Baca Juga : `Uang Suami Milik Istri, Uang Istri Milik Istri` Benarkah?
Jadi, suami sudah tahu kondisinya. Dia tidak mempermasalahkan jika saya tidak bisa membantu biaya pernikahan.
Kami menikah di masjid dekat rumah suami. Setelah akad nikah, ada acara makan-makan untuk tamu undangan. Undangan hanya keluarga dan teman dekat saja.
Rincian biaya pernikahan itu untuk konsumsi, pengurusan berkas serta penghulu, dan juga MUA. Bahkan, tidak ada pelaminan. Hanya kursi plastik tempat kami duduk untuk menyambut tamu.
Ya, emang sesederhana itu pernikahan kami. Sebatas kemampuan sendiri. Sebab, tidak ada bantuan dari orang tua sepeser pun.
Pernikahan sederhana itu membawa keberkahan. Dalam 12 tahun bersama, kami bisa hidup mandiri. Punya rumah sendiri untuk berteduh dari panas dan hujan. Kami dikaruniai dua puteri. Dan punya mobil sendiri. Alhamdulillah.
Baca Juga : Refleksi 12 Tahun Pernikahan
Dari pernikahan sederhana dan tidak punya apa-apa, sekarang keadaan kami sangat bahagia.
Biaya Pernikahan
Kalau ditanya apakah menikah itu mahal? Tentu saja tidak. Biaya pernikahan di KUA (Kantor Urusan Agama) itu gratis. Bila menikah di KUA pada jam kerja. Jika ingin menikah di luar jam kerja, cukup membayar 600 ribu rupiah.
Kalau ingin dirayakan, ya tidak masalah. Bisa pesan catering untuk tamu undangan. MUA bisa cari yang sesuai budget.
Lalu, apa yang bikin mahal? Gengsinya!
Gengsi Bikin Menikah Menjadi Mahal
Dengan dalih menikah adalah proses sakral sekali seumur hidup, banyak pasangan yang jor joran. Ingin pernikahan mewah tak terlupakan.
It's okay! Selama memang punya kemampuan untuk itu. Tapi, kalau nggak mampu, jangan dipaksa.
Calon pengantin di cafe tadi salah satunya. Mereka nampak muram karena tidak bisa melakukan acara pernikahan seperti tuntutan orang tua. Kasihan, pernikahan adalah hari bahagia, harusnya disambut dengan bahagia.
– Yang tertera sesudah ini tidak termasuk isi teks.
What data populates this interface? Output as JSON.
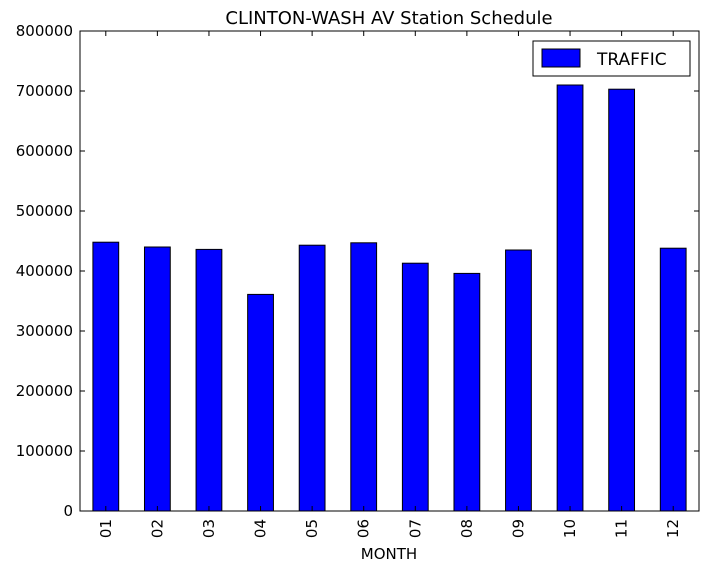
{
  "chart_data": {
    "type": "bar",
    "title": "CLINTON-WASH AV Station Schedule",
    "xlabel": "MONTH",
    "ylabel": "",
    "ylim": [
      0,
      800000
    ],
    "yticks": [
      0,
      100000,
      200000,
      300000,
      400000,
      500000,
      600000,
      700000,
      800000
    ],
    "categories": [
      "01",
      "02",
      "03",
      "04",
      "05",
      "06",
      "07",
      "08",
      "09",
      "10",
      "11",
      "12"
    ],
    "series": [
      {
        "name": "TRAFFIC",
        "color": "#0000ff",
        "values": [
          448000,
          440000,
          436000,
          361000,
          443000,
          447000,
          413000,
          396000,
          435000,
          710000,
          703000,
          438000
        ]
      }
    ],
    "legend": "top-right",
    "grid": false
  }
}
Atau bahkan ada yang nekat hutang sana-sini, hingga akhirnya terlilit pinjol. Ini bukan isapan jempol belaka. Banyak fakta. Rumah tangga malah hancur gara-gara terlilit pinjol demi menggelar pernikahan mewah. Miris.
Pengen nikah di gedung mewah, acara pra nikah yang heboh (foto prewedding, bridal shower, dsb), catering ternama, souvenir lucu, bahkan kudu ada orkes. Ini yang biasanya bikin biaya pernikahan nggak bisa sederhana. Semua demi gengsi.
Normalisasi Pernikahan Sederhana
Menikah memang sekali seumur hidup, jadikan ini sebagai momen yang bijak. Dimulai bijaksana dalam mengatur budget pernikahan.
Pernikahan sederhana itu boleh. Bahkan sekarang mulai banyak anak muda yang menggelar pernikahan sederhana.
Ingat, kehidupan setelah menikah justru butuh banyak biaya. Pernikahan itu perjalanan panjang. Butuh banyak bekal. Jangan mati-matian di depan, hingga kelelahan di akhir.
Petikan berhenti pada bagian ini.